You also have a research tree that holds various ‘technologies’. Some increase production of the game’s four resources – money, ore, wood, and goods. Others raise some statistics during combat. Or grant bonuses for the ‘strategy level’, increasing amount of posses that you can own simultaneously, for example.

The map, though made of hexes, resembles one from Heroes too. There are mills and towns that produce resources for you after you capture them. There are hexes with ‘special events’ that can be good, granting you some resources, or bad, harming you in some way, or those that turn out into a full gunfight.

The gunfight also ensues if you stumble upon posses of the rival faction.

Colt Made Them Equal

Tactical fights, on the other hand, resemble XCOM in a sense – each of your units has two (in rare cases three) action points. You can use AP to move, shoot, or for special action. There is an obligatory ‘lookout’ option. Reloading in time is important, especially for rifles that have quite a small clip. Hitting your target depends on the distance, cover, and ‘exposed’ targets are hit better… In other words, business as usual.

Sadly, there is not much variety in the missions. Kill all enemies, destroy or capture certain objects. Like in Achtung! Cthulhu Tactics, most of the time you need to kill all opposition anyway as it’s simply faster than capturing things under fire. There are no superior vantage points that you can gain – all the terrain is on the ground level. At least maps aren’t as linear as in A!CT.

Fighters mainly differ in range and clip size of their guns. Some have special abilities, like disarming shot or placing a trap. Most distinct are melee fighters with knives and ‘doctor’ that can heal. Though honestly, most of the time tactics is just limited to concentrating fire and taking down enemies one by one.

The only exception is the use of dynamite sticks. You can find them on some maps and use them as grenades that deal a lot of AoE damage, plus knockdown everyone affected.

There is also a ‘Showdown’ when one of your men (or women) goes against the enemy in the duel. You need to click on the gun icon when the green circle around it shrinks and touches its edge. Be fast and you inflict a critical injury. Miss and your guy gets damage instead. This is called a risk-reward mechanic. But honestly, such reflex test feels out of place in an otherwise a turn-based game.

The Good, The Bad and The Ugly

Gosh, are some of those folks indeed look ugly. I know, indie game budget and stuff. There was a similar problem in Conglomerate 451. But at least such appearance is fitting the setting of the Wild West.

And yes, I know that the game is based on a real feud between Hatfield and McCoy families. But cheap cut-scenes and over the top dialogs clearly belong to B-movies. And there are even three alternative stories. In other words, the game has no more in common with the real history of Hatfield and McCoy feud, then Hollywood WW2 movies with real WW2.

Is historical inaccuracy it a problem, though? No one is really going to study history through the story in some indie games. But the game can draw players’ attention to those events and motivate them to look for more credible sources.

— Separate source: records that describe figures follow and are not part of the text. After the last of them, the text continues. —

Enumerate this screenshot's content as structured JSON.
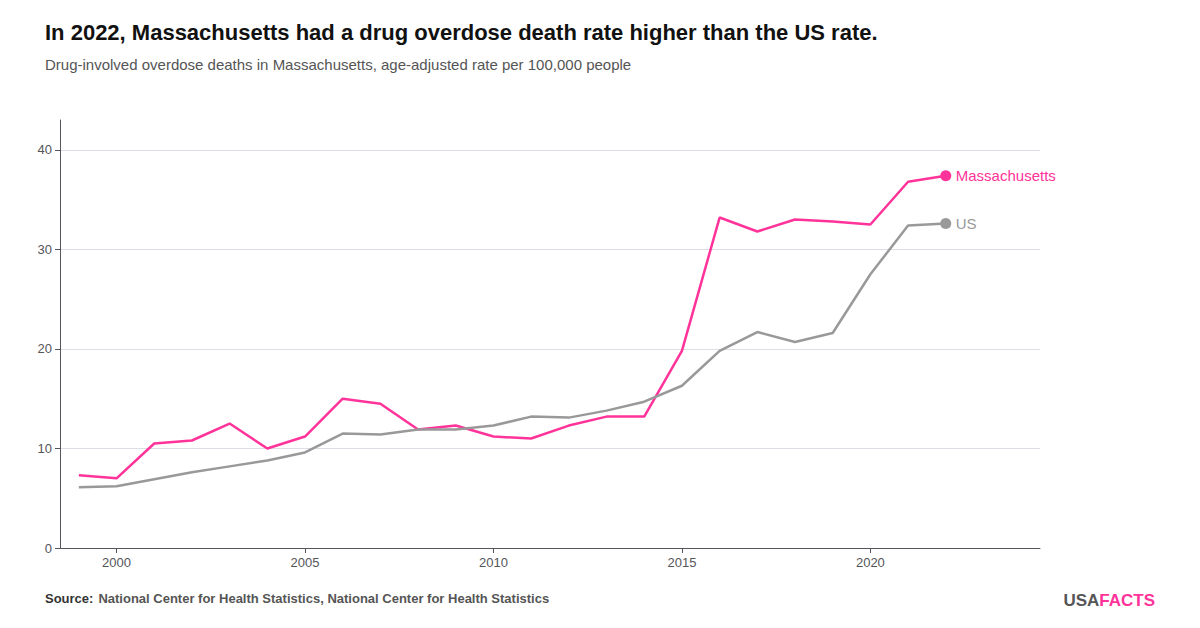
{
  "chart_data": {
    "type": "line",
    "title": "In 2022, Massachusetts had a drug overdose death rate higher than the US rate.",
    "subtitle": "Drug-involved overdose deaths in Massachusetts, age-adjusted rate per 100,000 people",
    "source_label": "Source:",
    "source": "National Center for Health Statistics, National Center for Health Statistics",
    "branding": [
      "USA",
      "FACTS"
    ],
    "x": [
      1999,
      2000,
      2001,
      2002,
      2003,
      2004,
      2005,
      2006,
      2007,
      2008,
      2009,
      2010,
      2011,
      2012,
      2013,
      2014,
      2015,
      2016,
      2017,
      2018,
      2019,
      2020,
      2021,
      2022
    ],
    "xlim": [
      1998.5,
      2024.5
    ],
    "xticks": [
      2000,
      2005,
      2010,
      2015,
      2020
    ],
    "ylim": [
      0,
      43
    ],
    "yticks": [
      0,
      10,
      20,
      30,
      40
    ],
    "grid": true,
    "series": [
      {
        "name": "Massachusetts",
        "color": "#FF3399",
        "values": [
          7.3,
          7.0,
          10.5,
          10.8,
          12.5,
          10.0,
          11.2,
          15.0,
          14.5,
          11.9,
          12.3,
          11.2,
          11.0,
          12.3,
          13.2,
          13.2,
          19.8,
          33.2,
          31.8,
          33.0,
          32.8,
          32.5,
          36.8,
          37.4
        ]
      },
      {
        "name": "US",
        "color": "#999999",
        "values": [
          6.1,
          6.2,
          6.9,
          7.6,
          8.2,
          8.8,
          9.6,
          11.5,
          11.4,
          11.9,
          11.9,
          12.3,
          13.2,
          13.1,
          13.8,
          14.7,
          16.3,
          19.8,
          21.7,
          20.7,
          21.6,
          27.5,
          32.4,
          32.6
        ]
      }
    ]
  }
}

To me, the main problem of The Feud is its repetitiveness. In ‘Western Saga’ mode you at least have a strategic layer where you explore the map and capture settlements. But ‘Story’ features only a sequence of tactical missions. And without a strong variety for maps, goals, and tactics, the walkthrough becomes a slog even to the middle of the first of three campaigns.

The story itself is decent but doesn’t show anything spectacular. The first mission, where you have to shoot the noose before guy hanging in it will be strangled, remains the most memorable moment throughout the game in both narrative and gameplay.

For a Fistful of Dollars

For what it’s worth, The Feud: Wild West Tactics offers a rare tactical experience in the ‘Wild West’ setting. It has its moments. And strategic mode with capturing settlements has a lot of potential.

However, that potential is never fully realized. Research and characters leveling-up doesn’t offer much new abilities beside ‘+10 to some stat’ or ‘a shot that stuns or puts other debuff’. And because of lacking variety, the game can become boring rather fast.

Maybe you could squeeze some more tactical ideas from multiplayer. But the game doesn’t have multiplayer.

So, overall The Feud deserves a score above the average, as it stands out among indie games due to its setting. But not by much.